I have seen my mother beaten, cursed, and mistreated.
I have heard the cries of my younger brothers. I have felt heartbreaking disappointment; and I have witnessed the effects of non spirituality.
Through each wall, over each hurdle, and under each ladder, the presence of failure has awaited me on the other side.
It convinced me to give up and persuaded me to believe that death was the only option.
Because failure indeed exists, my current reality abides pain, lethargy, weakness, and confusion.
To accept failure's presence and not make it my reality is my ultimate goal.
For I have been made aware that what can happen is not necessarily what will happen.
That being said, my current reality also consists of happiness, perseverance, strength, and understanding.
Being born and raised in the presence of failure, I have had my perspective broadened. My experiences have made me stronger and wiser, allowing me to recognize where failure lies and act accordingly.
Although, I have been a conqueror of the idea of failure, there are times that I am the best candidate for defeat as well. I often am saddened by the condition and mistreatment of my younger brothers.
I used to lose focus in my studies and work harder to make a positive difference in their lives. I have been told to "stay in a child's place," over and over and over again.
Although many may find the statement intolerable, by staying in my place I am able to provide comfort and give advice to my younger brothers without taking on the responsibility of an adult.
This leaves my heart full with love and satisfaction.
It also gives me more time to focus on other aspects of my life.
Life does not exist without failure just as it does not exist without success.
I have decided to live in the moment rather than bask in the presence of failure.
Every day is a new opportunity for me to fail, learn, and grow.
With this in mind, I continue to work hard and make a positive difference in each aspect of my life.
Failure has been a factor in my life, but failure has not determined my future.

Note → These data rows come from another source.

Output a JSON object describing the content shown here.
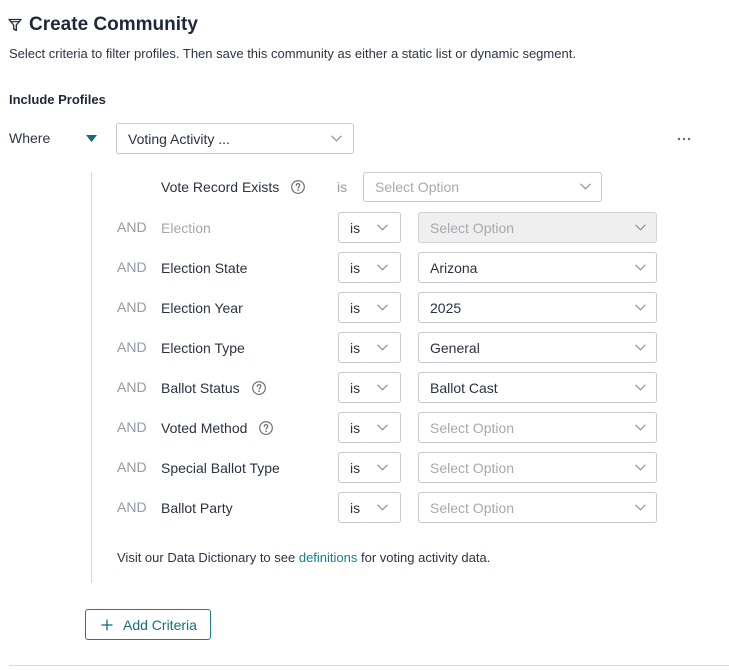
{
  "header": {
    "title": "Create Community",
    "description": "Select criteria to filter profiles. Then save this community as either a static list or dynamic segment."
  },
  "include": {
    "heading": "Include Profiles",
    "where_label": "Where",
    "source_value": "Voting Activity ..."
  },
  "criteria": {
    "first": {
      "label": "Vote Record Exists",
      "icon": "help-icon",
      "operator": "is",
      "placeholder": "Select Option"
    },
    "rows": [
      {
        "conjunction": "AND",
        "label": "Election",
        "operator": "is",
        "placeholder": "Select Option",
        "value_disabled": true
      },
      {
        "conjunction": "AND",
        "label": "Election State",
        "operator": "is",
        "value": "Arizona"
      },
      {
        "conjunction": "AND",
        "label": "Election Year",
        "operator": "is",
        "value": "2025"
      },
      {
        "conjunction": "AND",
        "label": "Election Type",
        "operator": "is",
        "value": "General"
      },
      {
        "conjunction": "AND",
        "label": "Ballot Status",
        "icon": "help-icon",
        "operator": "is",
        "value": "Ballot Cast"
      },
      {
        "conjunction": "AND",
        "label": "Voted Method",
        "icon": "help-icon",
        "operator": "is",
        "placeholder": "Select Option"
      },
      {
        "conjunction": "AND",
        "label": "Special Ballot Type",
        "operator": "is",
        "placeholder": "Select Option"
      },
      {
        "conjunction": "AND",
        "label": "Ballot Party",
        "operator": "is",
        "placeholder": "Select Option"
      }
    ]
  },
  "note": {
    "prefix": "Visit our Data Dictionary to see ",
    "link": "definitions",
    "suffix": " for voting activity data."
  },
  "add_criteria": {
    "label": "Add Criteria"
  },
  "icons": {
    "title": "funnel-icon",
    "group_toggle": "caret-down-icon",
    "select": "chevron-down-icon",
    "help": "help-icon",
    "more": "more-options-icon",
    "add": "plus-icon"
  },
  "colors": {
    "accent": "#16737d",
    "text": "#232b3a",
    "muted_text": "#969ca4",
    "border": "#c6c9ce",
    "disabled_bg": "#efefef"
  }
}
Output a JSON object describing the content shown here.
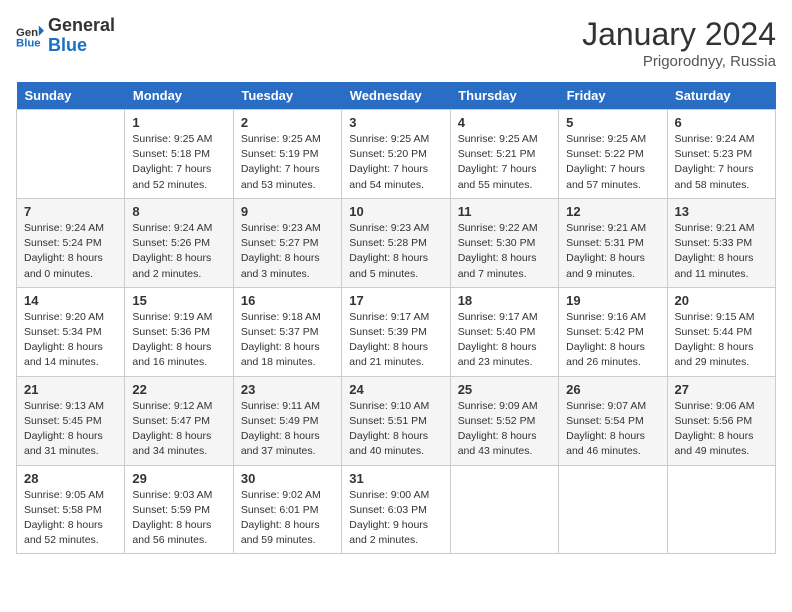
{
  "header": {
    "logo": {
      "general": "General",
      "blue": "Blue"
    },
    "title": "January 2024",
    "location": "Prigorodnyy, Russia"
  },
  "weekdays": [
    "Sunday",
    "Monday",
    "Tuesday",
    "Wednesday",
    "Thursday",
    "Friday",
    "Saturday"
  ],
  "weeks": [
    [
      {
        "day": "",
        "sunrise": "",
        "sunset": "",
        "daylight": ""
      },
      {
        "day": "1",
        "sunrise": "Sunrise: 9:25 AM",
        "sunset": "Sunset: 5:18 PM",
        "daylight": "Daylight: 7 hours and 52 minutes."
      },
      {
        "day": "2",
        "sunrise": "Sunrise: 9:25 AM",
        "sunset": "Sunset: 5:19 PM",
        "daylight": "Daylight: 7 hours and 53 minutes."
      },
      {
        "day": "3",
        "sunrise": "Sunrise: 9:25 AM",
        "sunset": "Sunset: 5:20 PM",
        "daylight": "Daylight: 7 hours and 54 minutes."
      },
      {
        "day": "4",
        "sunrise": "Sunrise: 9:25 AM",
        "sunset": "Sunset: 5:21 PM",
        "daylight": "Daylight: 7 hours and 55 minutes."
      },
      {
        "day": "5",
        "sunrise": "Sunrise: 9:25 AM",
        "sunset": "Sunset: 5:22 PM",
        "daylight": "Daylight: 7 hours and 57 minutes."
      },
      {
        "day": "6",
        "sunrise": "Sunrise: 9:24 AM",
        "sunset": "Sunset: 5:23 PM",
        "daylight": "Daylight: 7 hours and 58 minutes."
      }
    ],
    [
      {
        "day": "7",
        "sunrise": "Sunrise: 9:24 AM",
        "sunset": "Sunset: 5:24 PM",
        "daylight": "Daylight: 8 hours and 0 minutes."
      },
      {
        "day": "8",
        "sunrise": "Sunrise: 9:24 AM",
        "sunset": "Sunset: 5:26 PM",
        "daylight": "Daylight: 8 hours and 2 minutes."
      },
      {
        "day": "9",
        "sunrise": "Sunrise: 9:23 AM",
        "sunset": "Sunset: 5:27 PM",
        "daylight": "Daylight: 8 hours and 3 minutes."
      },
      {
        "day": "10",
        "sunrise": "Sunrise: 9:23 AM",
        "sunset": "Sunset: 5:28 PM",
        "daylight": "Daylight: 8 hours and 5 minutes."
      },
      {
        "day": "11",
        "sunrise": "Sunrise: 9:22 AM",
        "sunset": "Sunset: 5:30 PM",
        "daylight": "Daylight: 8 hours and 7 minutes."
      },
      {
        "day": "12",
        "sunrise": "Sunrise: 9:21 AM",
        "sunset": "Sunset: 5:31 PM",
        "daylight": "Daylight: 8 hours and 9 minutes."
      },
      {
        "day": "13",
        "sunrise": "Sunrise: 9:21 AM",
        "sunset": "Sunset: 5:33 PM",
        "daylight": "Daylight: 8 hours and 11 minutes."
      }
    ],
    [
      {
        "day": "14",
        "sunrise": "Sunrise: 9:20 AM",
        "sunset": "Sunset: 5:34 PM",
        "daylight": "Daylight: 8 hours and 14 minutes."
      },
      {
        "day": "15",
        "sunrise": "Sunrise: 9:19 AM",
        "sunset": "Sunset: 5:36 PM",
        "daylight": "Daylight: 8 hours and 16 minutes."
      },
      {
        "day": "16",
        "sunrise": "Sunrise: 9:18 AM",
        "sunset": "Sunset: 5:37 PM",
        "daylight": "Daylight: 8 hours and 18 minutes."
      },
      {
        "day": "17",
        "sunrise": "Sunrise: 9:17 AM",
        "sunset": "Sunset: 5:39 PM",
        "daylight": "Daylight: 8 hours and 21 minutes."
      },
      {
        "day": "18",
        "sunrise": "Sunrise: 9:17 AM",
        "sunset": "Sunset: 5:40 PM",
        "daylight": "Daylight: 8 hours and 23 minutes."
      },
      {
        "day": "19",
        "sunrise": "Sunrise: 9:16 AM",
        "sunset": "Sunset: 5:42 PM",
        "daylight": "Daylight: 8 hours and 26 minutes."
      },
      {
        "day": "20",
        "sunrise": "Sunrise: 9:15 AM",
        "sunset": "Sunset: 5:44 PM",
        "daylight": "Daylight: 8 hours and 29 minutes."
      }
    ],
    [
      {
        "day": "21",
        "sunrise": "Sunrise: 9:13 AM",
        "sunset": "Sunset: 5:45 PM",
        "daylight": "Daylight: 8 hours and 31 minutes."
      },
      {
        "day": "22",
        "sunrise": "Sunrise: 9:12 AM",
        "sunset": "Sunset: 5:47 PM",
        "daylight": "Daylight: 8 hours and 34 minutes."
      },
      {
        "day": "23",
        "sunrise": "Sunrise: 9:11 AM",
        "sunset": "Sunset: 5:49 PM",
        "daylight": "Daylight: 8 hours and 37 minutes."
      },
      {
        "day": "24",
        "sunrise": "Sunrise: 9:10 AM",
        "sunset": "Sunset: 5:51 PM",
        "daylight": "Daylight: 8 hours and 40 minutes."
      },
      {
        "day": "25",
        "sunrise": "Sunrise: 9:09 AM",
        "sunset": "Sunset: 5:52 PM",
        "daylight": "Daylight: 8 hours and 43 minutes."
      },
      {
        "day": "26",
        "sunrise": "Sunrise: 9:07 AM",
        "sunset": "Sunset: 5:54 PM",
        "daylight": "Daylight: 8 hours and 46 minutes."
      },
      {
        "day": "27",
        "sunrise": "Sunrise: 9:06 AM",
        "sunset": "Sunset: 5:56 PM",
        "daylight": "Daylight: 8 hours and 49 minutes."
      }
    ],
    [
      {
        "day": "28",
        "sunrise": "Sunrise: 9:05 AM",
        "sunset": "Sunset: 5:58 PM",
        "daylight": "Daylight: 8 hours and 52 minutes."
      },
      {
        "day": "29",
        "sunrise": "Sunrise: 9:03 AM",
        "sunset": "Sunset: 5:59 PM",
        "daylight": "Daylight: 8 hours and 56 minutes."
      },
      {
        "day": "30",
        "sunrise": "Sunrise: 9:02 AM",
        "sunset": "Sunset: 6:01 PM",
        "daylight": "Daylight: 8 hours and 59 minutes."
      },
      {
        "day": "31",
        "sunrise": "Sunrise: 9:00 AM",
        "sunset": "Sunset: 6:03 PM",
        "daylight": "Daylight: 9 hours and 2 minutes."
      },
      {
        "day": "",
        "sunrise": "",
        "sunset": "",
        "daylight": ""
      },
      {
        "day": "",
        "sunrise": "",
        "sunset": "",
        "daylight": ""
      },
      {
        "day": "",
        "sunrise": "",
        "sunset": "",
        "daylight": ""
      }
    ]
  ]
}
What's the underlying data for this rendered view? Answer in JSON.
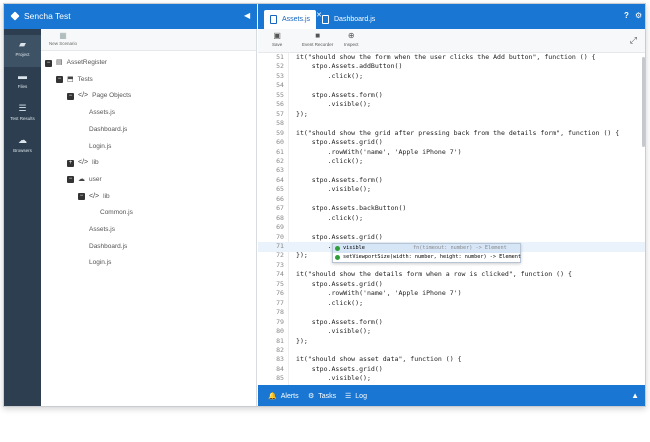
{
  "app": {
    "title": "Sencha Test",
    "collapse_icon": "chevron-left-icon"
  },
  "nav": [
    {
      "label": "Project",
      "icon": "briefcase-icon",
      "active": true
    },
    {
      "label": "Files",
      "icon": "folder-icon",
      "active": false
    },
    {
      "label": "Test Results",
      "icon": "list-icon",
      "active": false
    },
    {
      "label": "Browsers",
      "icon": "cloud-icon",
      "active": false
    }
  ],
  "tree": {
    "new_scenario": "New Scenario",
    "rows": [
      {
        "toggle": "−",
        "icon": "▤",
        "label": "AssetRegister"
      },
      {
        "toggle": "−",
        "icon": "⬒",
        "label": "Tests"
      },
      {
        "toggle": "−",
        "icon": "</>",
        "label": "Page Objects"
      },
      {
        "toggle": "",
        "icon": "",
        "label": "Assets.js"
      },
      {
        "toggle": "",
        "icon": "",
        "label": "Dashboard.js"
      },
      {
        "toggle": "",
        "icon": "",
        "label": "Login.js"
      },
      {
        "toggle": "+",
        "icon": "</>",
        "label": "lib"
      },
      {
        "toggle": "−",
        "icon": "☁",
        "label": "user"
      },
      {
        "toggle": "−",
        "icon": "</>",
        "label": "lib"
      },
      {
        "toggle": "",
        "icon": "",
        "label": "Common.js"
      },
      {
        "toggle": "",
        "icon": "",
        "label": "Assets.js"
      },
      {
        "toggle": "",
        "icon": "",
        "label": "Dashboard.js"
      },
      {
        "toggle": "",
        "icon": "",
        "label": "Login.js"
      }
    ]
  },
  "tabs": [
    {
      "label": "Assets.js",
      "active": true
    },
    {
      "label": "Dashboard.js",
      "active": false
    }
  ],
  "toolbar": {
    "save": "Save",
    "recorder": "Event Recorder",
    "inspect": "Inspect"
  },
  "code": [
    {
      "n": "51",
      "t": "it(\"should show the form when the user clicks the Add button\", function () {"
    },
    {
      "n": "52",
      "t": "    stpo.Assets.addButton()"
    },
    {
      "n": "53",
      "t": "        .click();"
    },
    {
      "n": "54",
      "t": ""
    },
    {
      "n": "55",
      "t": "    stpo.Assets.form()"
    },
    {
      "n": "56",
      "t": "        .visible();"
    },
    {
      "n": "57",
      "t": "});"
    },
    {
      "n": "58",
      "t": ""
    },
    {
      "n": "59",
      "t": "it(\"should show the grid after pressing back from the details form\", function () {"
    },
    {
      "n": "60",
      "t": "    stpo.Assets.grid()"
    },
    {
      "n": "61",
      "t": "        .rowWith('name', 'Apple iPhone 7')"
    },
    {
      "n": "62",
      "t": "        .click();"
    },
    {
      "n": "63",
      "t": ""
    },
    {
      "n": "64",
      "t": "    stpo.Assets.form()"
    },
    {
      "n": "65",
      "t": "        .visible();"
    },
    {
      "n": "66",
      "t": ""
    },
    {
      "n": "67",
      "t": "    stpo.Assets.backButton()"
    },
    {
      "n": "68",
      "t": "        .click();"
    },
    {
      "n": "69",
      "t": ""
    },
    {
      "n": "70",
      "t": "    stpo.Assets.grid()"
    },
    {
      "n": "71",
      "t": "        .vis"
    },
    {
      "n": "72",
      "t": "});"
    },
    {
      "n": "73",
      "t": ""
    },
    {
      "n": "74",
      "t": "it(\"should show the details form when a row is clicked\", function () {"
    },
    {
      "n": "75",
      "t": "    stpo.Assets.grid()"
    },
    {
      "n": "76",
      "t": "        .rowWith('name', 'Apple iPhone 7')"
    },
    {
      "n": "77",
      "t": "        .click();"
    },
    {
      "n": "78",
      "t": ""
    },
    {
      "n": "79",
      "t": "    stpo.Assets.form()"
    },
    {
      "n": "80",
      "t": "        .visible();"
    },
    {
      "n": "81",
      "t": "});"
    },
    {
      "n": "82",
      "t": ""
    },
    {
      "n": "83",
      "t": "it(\"should show asset data\", function () {"
    },
    {
      "n": "84",
      "t": "    stpo.Assets.grid()"
    },
    {
      "n": "85",
      "t": "        .visible();"
    }
  ],
  "current_line": "71",
  "autocomplete": [
    {
      "name": "visible",
      "sig": "fn(timeout: number) -> Element"
    },
    {
      "name": "setViewportSize(width: number, height: number) -> Element",
      "sig": ""
    }
  ],
  "statusbar": {
    "alerts": "Alerts",
    "tasks": "Tasks",
    "log": "Log"
  },
  "colors": {
    "primary": "#1976d2",
    "nav": "#2c3e50"
  }
}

Though I have been bullied, discriminated against, and left out, I choose to continue my education, make connections, and have fun.
Though I have been, discouraged, cursed, and forgotten, I choose to persevere, care for others, and make history.
Though I have cried, lost loved ones, and suffered from depression, I choose to laugh, cherish current relationships, and work towards overcoming that depression.
My life is the prisoner of worry and the home of wonder.
Though failure has affected me in a numerous amount of ways, I am not what has happened to me; I am what I choose to be.